Ho preparato questi tre pezzi per partecipare al nostro gioco: il primo è proprio questa prefazione che stai leggendo, il secondo è l’incipit di un possibile romanzo che vorrei tentare di scrivere in veneziano antico ed infine il terzo è una descrizione breve ma significativa in italiano corrente della traccia di questo incipit e di quel che potrebbe seguire, sempre che mi rimanga l’entusiasmo che immancabilmente mi prende quando tento di dare una forma all’idea che mi è balenata; per questo gradirei un commento non sull’esattezza del numero di parole, controllato con il pallottoliere, ma sulla leggibilità del veneziano antico.

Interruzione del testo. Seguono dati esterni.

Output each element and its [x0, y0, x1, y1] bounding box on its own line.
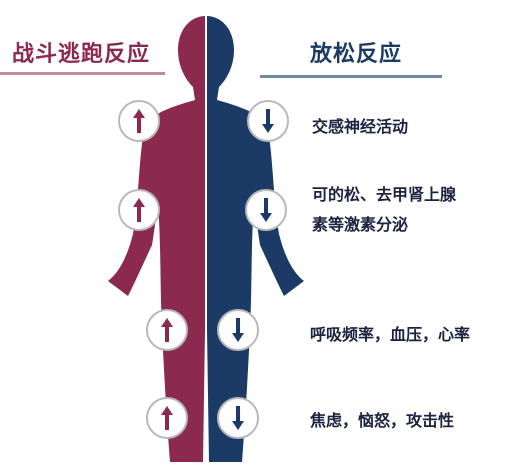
diagram: 战斗逃跑反应 放松反应 交感神经活动 可的松、去甲肾上腺 素等激素分泌 呼吸频率… — [0, 0, 511, 468]
down-arrow-icon — [217, 397, 259, 439]
up-arrow-icon — [146, 309, 188, 351]
human-figure — [108, 14, 304, 464]
down-arrow-icon — [245, 189, 287, 231]
sympathetic-activity-label: 交感神经活动 — [312, 117, 409, 136]
hormone-secretion-label-line1: 可的松、去甲肾上腺 — [312, 185, 457, 204]
vital-signs-label: 呼吸频率，血压，心率 — [310, 325, 471, 344]
emotional-state-label: 焦虑，恼怒，攻击性 — [310, 411, 455, 430]
up-arrow-icon — [118, 189, 160, 231]
hormone-secretion-label-line2: 素等激素分泌 — [312, 215, 409, 234]
up-arrow-icon — [118, 100, 160, 142]
up-arrow-icon — [146, 397, 188, 439]
down-arrow-icon — [217, 309, 259, 351]
down-arrow-icon — [247, 100, 289, 142]
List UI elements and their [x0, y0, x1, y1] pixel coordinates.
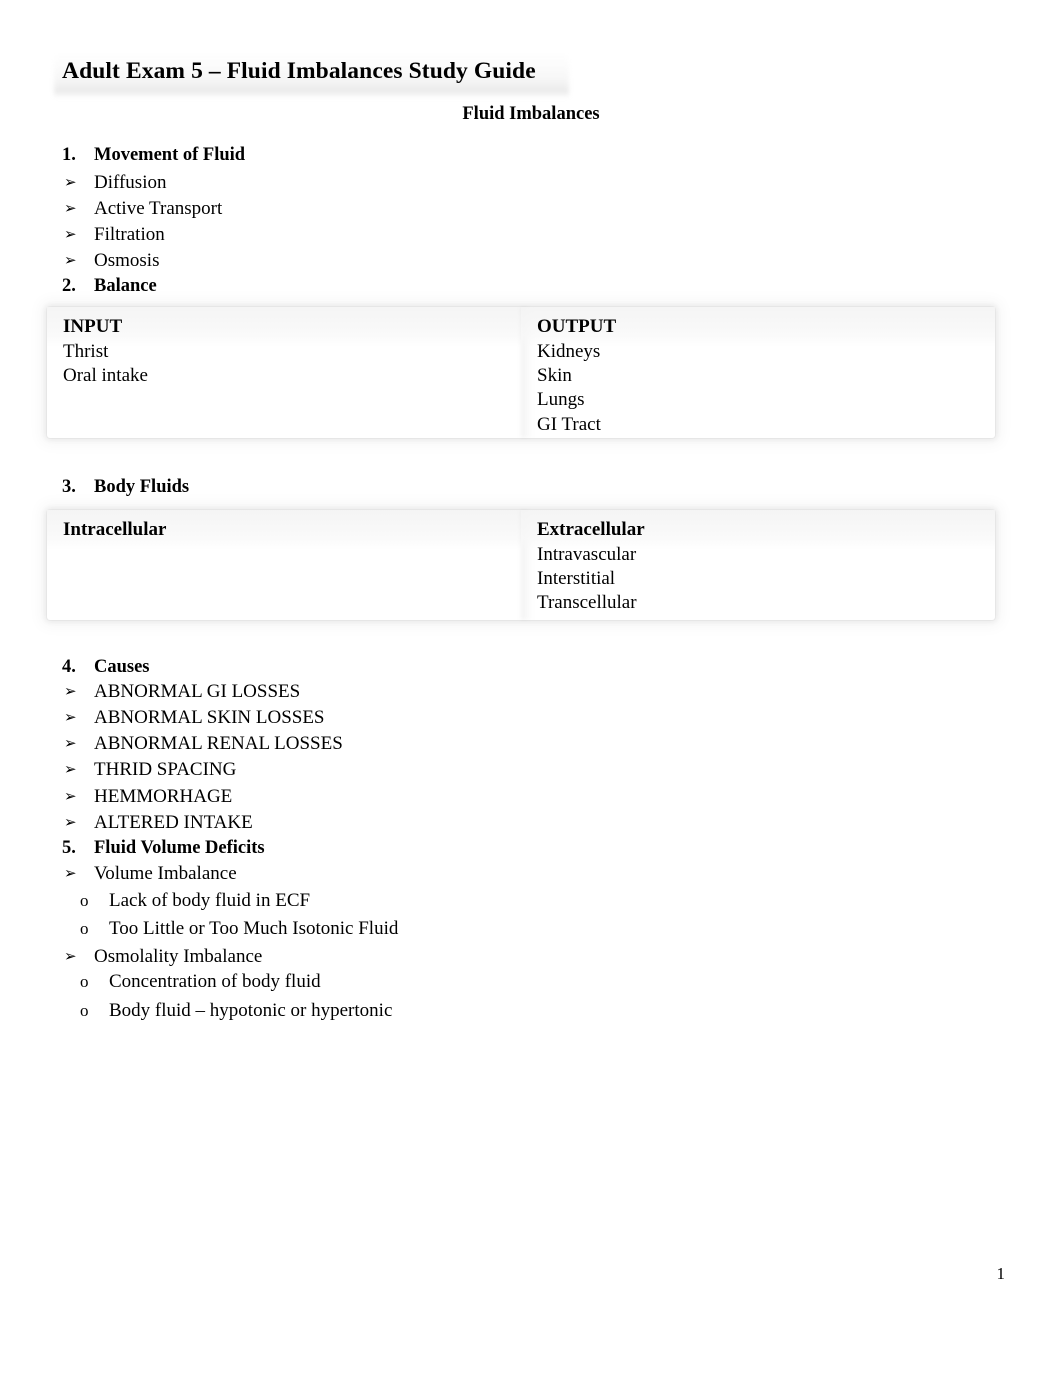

Mio fradel bon xe proprio un exelente pittor, go caro che ghe sipia in fameja cotal genio: mio sior pare gha fato grando affar co’ gha fato sto fio co quela siora de Vedelago, splendida creatura che pur gha fato morir de crepacuor mia siora mare.
Zorzon da Castelfrancho lo ciama tuti, che mio sior pare no gha abudo cuor de darghe el nome, né de metarse in urta col Doze nostro zio.
Ancha senza el nome de la casada, xe lu el vero paron de casa, siben che mi sia el magior e sicuramente erede de nome e contado.
il fratellastro del pittore racconta la sua infatuazione per l'illustre congiunto, ma non gli invidia il genio, gli invidia la libertà, che sconfina nel libertinaggio. soffre il peso del nome, dell'onore, di una gioventù sprecata a prepararsi ad una noiosa carriera politica, vivendo solo di riflesso le avventure di Giorgione il quale non si sottrae al sottile piacere di giocare con il fratellastro una crudele partita: lo chiama spettatore delle sue scorribande, gli racconta i particolari più scabrosi e lo trascina alla deboscia persino con l'arte: la preparazione delle tele infatti contiene sempre delle scurrilità, poi censurate nella versione finale.